Era deputado o Dr. Falcão, deputado e médico, amigo da casa, varão sabedor, cético e frio. D. Fernanda tinha-lhe pedido o favor de examinar o Rubião, pouco depois que este se transportou para a casa da Rua do Príncipe.

— Sim, creio que fique bom, desde que seja regularmente tratado. Pode ser que a doença não tenha antecedentes na família. Mande ver um especialista. Mas não quer saber a minha interessante descoberta?

— Qual é?

— Talvez tenha parte na moléstia uma pessoa sua conhecida, respondeu ele sorrindo.

— Quem?

— D. Sofia.

— Como assim?

— Ele falou-me dela com entusiasmo, disse-me que era a mais esplêndida mulher do mundo, e que a nomeara duquesa, por não poder nomeá-la imperatriz; mas que não brincassem com ele, que era capaz de fazer como o tio, divorciar-se e casar com ela. Concluí que terá tido paixão pela moça; e depois a intimidade, Sofia para aqui, Sofia para ali... Desculpe-me, mas eu creio que os dois se amaram...

— Oh! não!

— D. Fernanda, creio que se amaram. Que admira? Eu mal a conheço; a senhora parece que não a conhece há muito tempo, nem viveu na intimidade dela. Pode ser que se tivessem amado, e que alguma paixão violenta... Suponhamos que ela o mandasse pôr fora de casa... É verdade que tem a mania das grandezas; mas tudo se pode juntar...

D. Fernanda não olhava para ele, vexada de lhe ouvir aquela suposição; evitava discuti-la pelo melindre do assunto. Achava a suspeita sem fundamento, absurda, inverossímil; não chegaria a crer naquele amor espúrio, ainda que o ouvisse ao próprio Rubião. Um desvairado, em suma. Quando o não fosse, é ainda provável que lhe não desse fé. Sim, não lhe daria fé. Não podia crer que Sofia houvesse amado aquele homem, não por ele, mas por ela, tão correta e pura. Era impossível. Quis defendê-la; mas, apesar da intimidade do Dr . Falcão, recuou segunda vez do assunto, e repetiu a pergunta de há pouco:

— Parece-lhe então que ele pode ficar bom?

— Pode, mas não basta o meu exame. A senhora sabe que, nestas coisas, é melhor um especialista.

Pouco depois, saindo à rua, Falcão sorria da resistência de D. Fernanda em aceitar a sua hipótese. "Com certeza, houve alguma coisa, dizia ele consigo; boa cara, e, se não é um petimetre, é apessoado, e tem fogo nos olhos. Com certeza..." E repetia algumas frases de Rubião, evocava o gesto e a modulação terna da voz, e cada vez mais se lhe ia agravando a suspeita. "Com certeza..." Era já impossível que se não tivessem amado; a oposição de D. Fernanda parecia-lhe ingênua, — se não era antes um recurso para desconversar e não tocar na matéria. Havia de ser isso...

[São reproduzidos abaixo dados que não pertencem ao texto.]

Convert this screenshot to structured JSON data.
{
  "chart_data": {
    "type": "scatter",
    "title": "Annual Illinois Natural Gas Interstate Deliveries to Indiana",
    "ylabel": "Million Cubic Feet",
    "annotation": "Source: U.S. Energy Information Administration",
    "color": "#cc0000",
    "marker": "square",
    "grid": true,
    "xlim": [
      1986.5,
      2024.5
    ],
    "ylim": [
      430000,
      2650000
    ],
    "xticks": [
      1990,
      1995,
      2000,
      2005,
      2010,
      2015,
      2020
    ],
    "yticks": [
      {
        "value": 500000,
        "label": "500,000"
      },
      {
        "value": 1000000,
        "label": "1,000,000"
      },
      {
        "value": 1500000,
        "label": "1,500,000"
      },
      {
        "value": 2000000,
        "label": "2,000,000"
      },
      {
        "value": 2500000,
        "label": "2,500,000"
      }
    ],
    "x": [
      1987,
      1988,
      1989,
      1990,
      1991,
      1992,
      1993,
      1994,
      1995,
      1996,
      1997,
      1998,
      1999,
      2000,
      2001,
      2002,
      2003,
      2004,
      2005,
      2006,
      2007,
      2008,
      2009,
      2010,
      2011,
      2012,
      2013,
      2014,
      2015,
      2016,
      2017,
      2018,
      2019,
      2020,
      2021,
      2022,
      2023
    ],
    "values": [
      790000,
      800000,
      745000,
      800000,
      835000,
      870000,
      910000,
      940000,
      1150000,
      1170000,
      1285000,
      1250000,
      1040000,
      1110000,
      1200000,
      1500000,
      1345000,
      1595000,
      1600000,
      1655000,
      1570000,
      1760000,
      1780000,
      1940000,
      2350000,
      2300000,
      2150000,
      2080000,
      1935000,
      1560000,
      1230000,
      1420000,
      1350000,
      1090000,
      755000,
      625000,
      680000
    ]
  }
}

Neste ponto, sem querer, o deputado estacou. Uma suspeita nova assaltara-lhe o espírito. Após alguns instantes rápidos, abanou a cabeça voluntariamente, como a desmentir-se, como a achar-se absurdo, e foi andando. Mas a suspeita era teimosa, e a que ocupa deveras o interior do homem, não faz caso da cabeça nem dos seus gestos. "Quem sabe se D. Fernanda não suspirou também por ele? Essa dedicação não seria um prolongamento de amor, etc.?" E assim foram nascendo perguntas, que achavam no íntimo do Dr. Falcão resposta afirmativa. Resistiu ainda, era amigo da casa, tinha respeito a D. Fernanda, conhecia-a honesta; mas, — ia pensando, — bem podia ser que um sentimento oculto, recatado, — quem sabe até se provocado pela mesma paixão da outra...? Há dessas tentações. O contágio da lepra corrompe o mais puro sangue; um triste bacilo destrói o mais robusto organismo.

Pouco a pouco, as veleidades de resistência foram cedendo à noção da possibilidade, da probabilidade e da certeza. Em verdade, tinha notícia de algumas obras de caridade de D. Fernanda; mas aquele caso era novo. Essa dedicação especial a um homem que não era familiar da casa, nem velho amigo, nem parente, aderente, colega do marido, qualquer coisa que o fizesse partícipe da vida doméstica, pelas relações, pelo sangue ou pelo costume, não era explicável sem algum motivo secreto. Amor, seguramente; curiosidade de mulher honesta, que pode descambar no vício e no remorso. Aquela teria recuado a tempo; ficou-lhe a simpatia mórbida... E daí, quem sabe?